La prise en charge du cancer génère d'énormes volumes d'informations provenant d'hôpitaux, de registres, de laboratoires et même de questionnaires patients, mais ces dossiers sont souvent stockés dans des formats différents qui ne « communiquent » pas facilement entre eux. Cet article explique comment des chercheurs ont conçu un processus clair et étape par étape pour convertir ces informations dispersées sur le cancer en un format unique et bien organisé afin qu'elles puissent être utilisées de manière plus fiable pour des études sur les schémas de traitement, la survie et la santé des populations.

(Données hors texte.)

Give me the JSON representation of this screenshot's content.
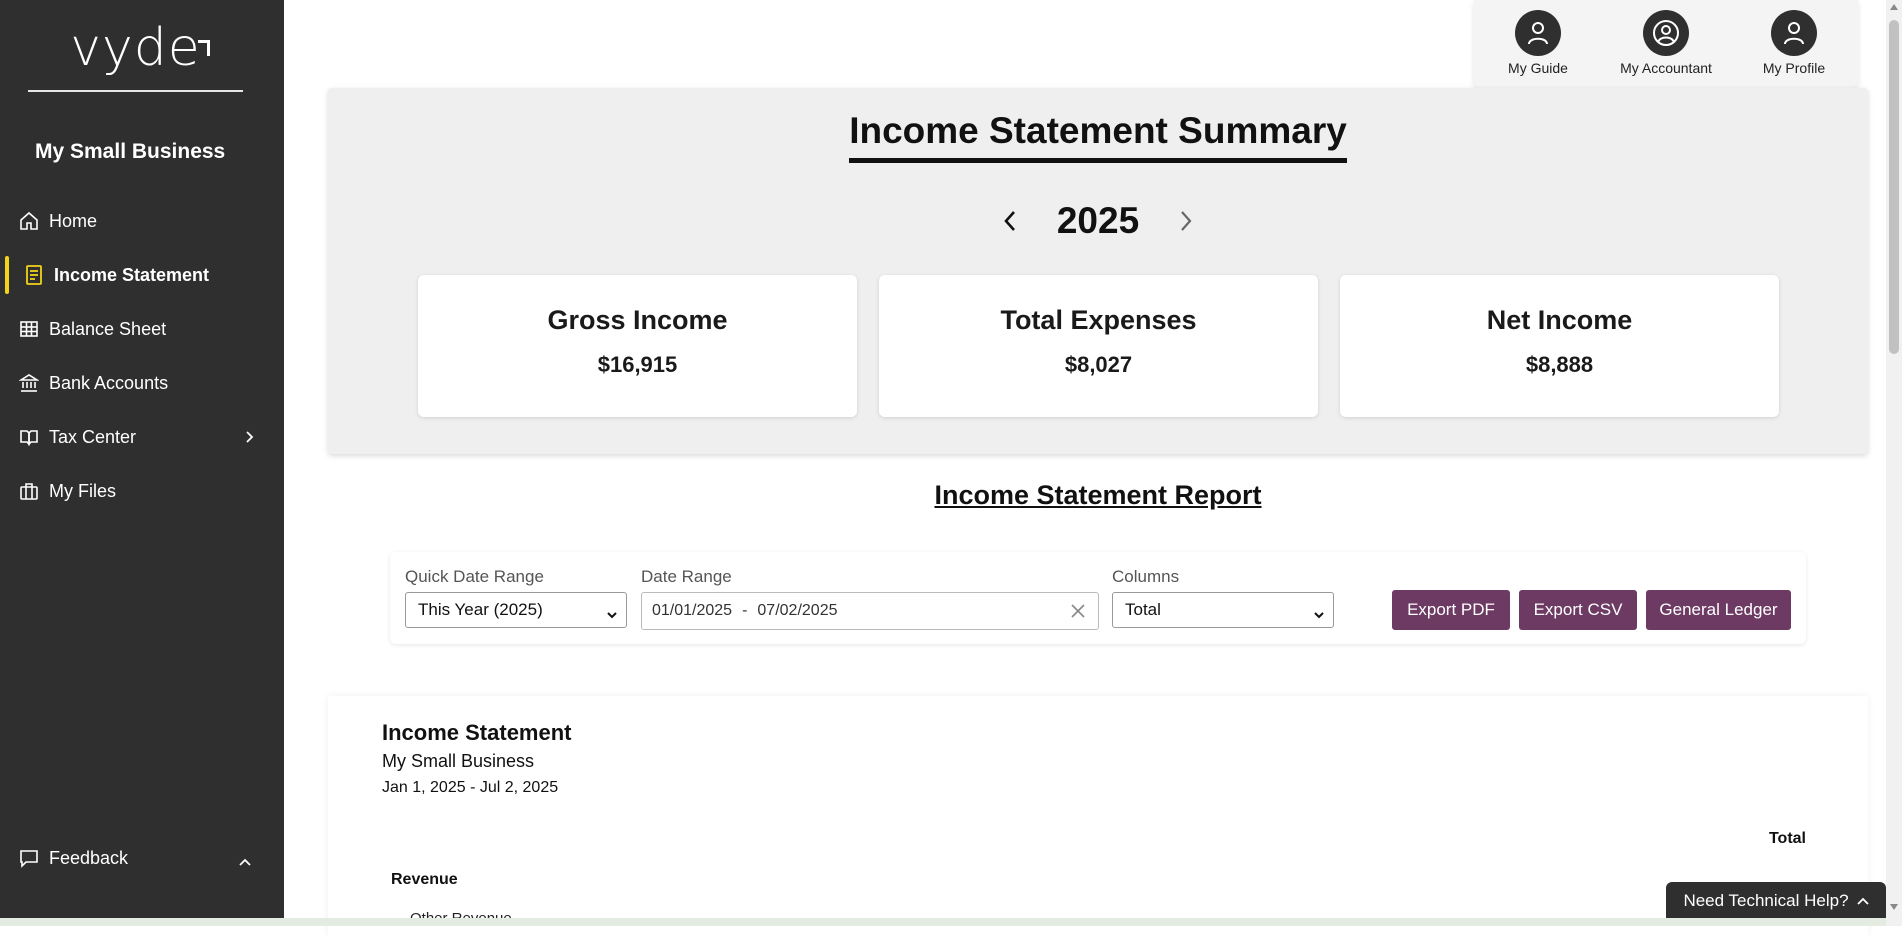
{
  "sidebar": {
    "logo_text": "vyde",
    "business_name": "My Small Business",
    "items": [
      {
        "label": "Home",
        "icon": "home-icon"
      },
      {
        "label": "Income Statement",
        "icon": "document-icon",
        "active": true
      },
      {
        "label": "Balance Sheet",
        "icon": "table-icon"
      },
      {
        "label": "Bank Accounts",
        "icon": "bank-icon"
      },
      {
        "label": "Tax Center",
        "icon": "book-icon",
        "expandable": true
      },
      {
        "label": "My Files",
        "icon": "briefcase-icon"
      }
    ],
    "feedback_label": "Feedback"
  },
  "account_bar": {
    "guide_label": "My Guide",
    "accountant_label": "My Accountant",
    "profile_label": "My Profile"
  },
  "summary": {
    "title": "Income Statement Summary",
    "year": "2025",
    "cards": [
      {
        "title": "Gross Income",
        "value": "$16,915"
      },
      {
        "title": "Total Expenses",
        "value": "$8,027"
      },
      {
        "title": "Net Income",
        "value": "$8,888"
      }
    ]
  },
  "report": {
    "title": "Income Statement Report",
    "quick_date_label": "Quick Date Range",
    "quick_date_value": "This Year (2025)",
    "date_range_label": "Date Range",
    "date_start": "01/01/2025",
    "date_sep": "-",
    "date_end": "07/02/2025",
    "columns_label": "Columns",
    "columns_value": "Total",
    "export_pdf": "Export PDF",
    "export_csv": "Export CSV",
    "general_ledger": "General Ledger"
  },
  "statement": {
    "title": "Income Statement",
    "business": "My Small Business",
    "dates": "Jan 1, 2025 - Jul 2, 2025",
    "total_header": "Total",
    "revenue_label": "Revenue",
    "other_revenue_label": "Other Revenue"
  },
  "help": {
    "label": "Need Technical Help?"
  },
  "colors": {
    "sidebar_bg": "#2f2f2f",
    "accent_active": "#f2d31b",
    "button_bg": "#6d3a63",
    "summary_bg": "#efefef"
  }
}
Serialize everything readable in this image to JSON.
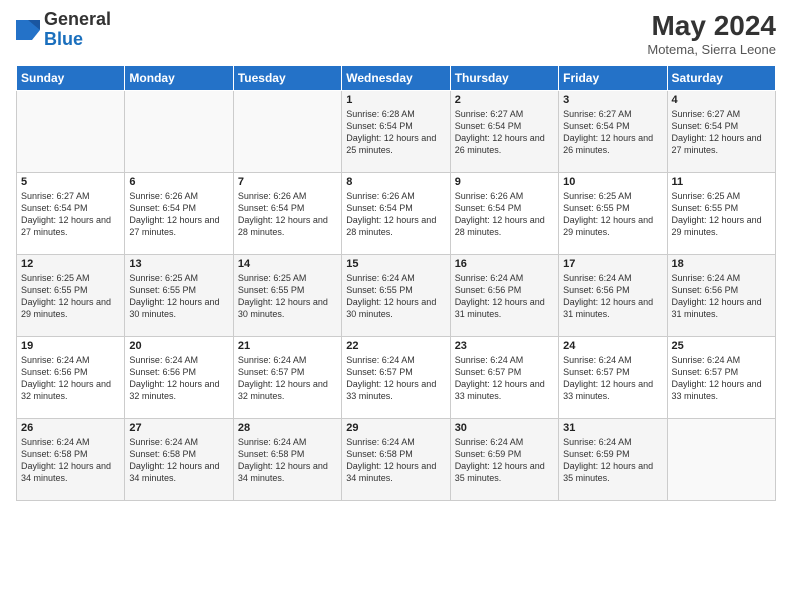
{
  "header": {
    "logo": {
      "general": "General",
      "blue": "Blue"
    },
    "month_year": "May 2024",
    "location": "Motema, Sierra Leone"
  },
  "calendar": {
    "headers": [
      "Sunday",
      "Monday",
      "Tuesday",
      "Wednesday",
      "Thursday",
      "Friday",
      "Saturday"
    ],
    "weeks": [
      [
        {
          "day": "",
          "info": ""
        },
        {
          "day": "",
          "info": ""
        },
        {
          "day": "",
          "info": ""
        },
        {
          "day": "1",
          "info": "Sunrise: 6:28 AM\nSunset: 6:54 PM\nDaylight: 12 hours\nand 25 minutes."
        },
        {
          "day": "2",
          "info": "Sunrise: 6:27 AM\nSunset: 6:54 PM\nDaylight: 12 hours\nand 26 minutes."
        },
        {
          "day": "3",
          "info": "Sunrise: 6:27 AM\nSunset: 6:54 PM\nDaylight: 12 hours\nand 26 minutes."
        },
        {
          "day": "4",
          "info": "Sunrise: 6:27 AM\nSunset: 6:54 PM\nDaylight: 12 hours\nand 27 minutes."
        }
      ],
      [
        {
          "day": "5",
          "info": "Sunrise: 6:27 AM\nSunset: 6:54 PM\nDaylight: 12 hours\nand 27 minutes."
        },
        {
          "day": "6",
          "info": "Sunrise: 6:26 AM\nSunset: 6:54 PM\nDaylight: 12 hours\nand 27 minutes."
        },
        {
          "day": "7",
          "info": "Sunrise: 6:26 AM\nSunset: 6:54 PM\nDaylight: 12 hours\nand 28 minutes."
        },
        {
          "day": "8",
          "info": "Sunrise: 6:26 AM\nSunset: 6:54 PM\nDaylight: 12 hours\nand 28 minutes."
        },
        {
          "day": "9",
          "info": "Sunrise: 6:26 AM\nSunset: 6:54 PM\nDaylight: 12 hours\nand 28 minutes."
        },
        {
          "day": "10",
          "info": "Sunrise: 6:25 AM\nSunset: 6:55 PM\nDaylight: 12 hours\nand 29 minutes."
        },
        {
          "day": "11",
          "info": "Sunrise: 6:25 AM\nSunset: 6:55 PM\nDaylight: 12 hours\nand 29 minutes."
        }
      ],
      [
        {
          "day": "12",
          "info": "Sunrise: 6:25 AM\nSunset: 6:55 PM\nDaylight: 12 hours\nand 29 minutes."
        },
        {
          "day": "13",
          "info": "Sunrise: 6:25 AM\nSunset: 6:55 PM\nDaylight: 12 hours\nand 30 minutes."
        },
        {
          "day": "14",
          "info": "Sunrise: 6:25 AM\nSunset: 6:55 PM\nDaylight: 12 hours\nand 30 minutes."
        },
        {
          "day": "15",
          "info": "Sunrise: 6:24 AM\nSunset: 6:55 PM\nDaylight: 12 hours\nand 30 minutes."
        },
        {
          "day": "16",
          "info": "Sunrise: 6:24 AM\nSunset: 6:56 PM\nDaylight: 12 hours\nand 31 minutes."
        },
        {
          "day": "17",
          "info": "Sunrise: 6:24 AM\nSunset: 6:56 PM\nDaylight: 12 hours\nand 31 minutes."
        },
        {
          "day": "18",
          "info": "Sunrise: 6:24 AM\nSunset: 6:56 PM\nDaylight: 12 hours\nand 31 minutes."
        }
      ],
      [
        {
          "day": "19",
          "info": "Sunrise: 6:24 AM\nSunset: 6:56 PM\nDaylight: 12 hours\nand 32 minutes."
        },
        {
          "day": "20",
          "info": "Sunrise: 6:24 AM\nSunset: 6:56 PM\nDaylight: 12 hours\nand 32 minutes."
        },
        {
          "day": "21",
          "info": "Sunrise: 6:24 AM\nSunset: 6:57 PM\nDaylight: 12 hours\nand 32 minutes."
        },
        {
          "day": "22",
          "info": "Sunrise: 6:24 AM\nSunset: 6:57 PM\nDaylight: 12 hours\nand 33 minutes."
        },
        {
          "day": "23",
          "info": "Sunrise: 6:24 AM\nSunset: 6:57 PM\nDaylight: 12 hours\nand 33 minutes."
        },
        {
          "day": "24",
          "info": "Sunrise: 6:24 AM\nSunset: 6:57 PM\nDaylight: 12 hours\nand 33 minutes."
        },
        {
          "day": "25",
          "info": "Sunrise: 6:24 AM\nSunset: 6:57 PM\nDaylight: 12 hours\nand 33 minutes."
        }
      ],
      [
        {
          "day": "26",
          "info": "Sunrise: 6:24 AM\nSunset: 6:58 PM\nDaylight: 12 hours\nand 34 minutes."
        },
        {
          "day": "27",
          "info": "Sunrise: 6:24 AM\nSunset: 6:58 PM\nDaylight: 12 hours\nand 34 minutes."
        },
        {
          "day": "28",
          "info": "Sunrise: 6:24 AM\nSunset: 6:58 PM\nDaylight: 12 hours\nand 34 minutes."
        },
        {
          "day": "29",
          "info": "Sunrise: 6:24 AM\nSunset: 6:58 PM\nDaylight: 12 hours\nand 34 minutes."
        },
        {
          "day": "30",
          "info": "Sunrise: 6:24 AM\nSunset: 6:59 PM\nDaylight: 12 hours\nand 35 minutes."
        },
        {
          "day": "31",
          "info": "Sunrise: 6:24 AM\nSunset: 6:59 PM\nDaylight: 12 hours\nand 35 minutes."
        },
        {
          "day": "",
          "info": ""
        }
      ]
    ]
  }
}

De nombreuses îles de données au lieu d'un panorama partagé

Les données sur le cancer sont exceptionnellement détaillées. Elles décrivent le type de tumeur, le stade, les marqueurs génétiques, les traitements dans le temps, les effets secondaires et les résultats, et proviennent de nombreux lieux tels que les dossiers de santé électroniques, les registres de cancer, les réclamations d'assurance, les biobanques et les questionnaires. Parce que chaque source utilise sa propre structure et ses propres règles de dénomination, les combiner est difficile et se traduit souvent par des lacunes ou une perte de sens. Le modèle de données commun de l'Observational Medical Outcomes Partnership, ou OMOP CDM, propose une structure partagée pour les données de santé et est de plus en plus utilisé dans le monde. Cependant, les recommandations existantes sur la manière d'intégrer les données sur le cancer dans ce modèle sont restées générales, laissant les équipes inventer leurs propres solutions locales.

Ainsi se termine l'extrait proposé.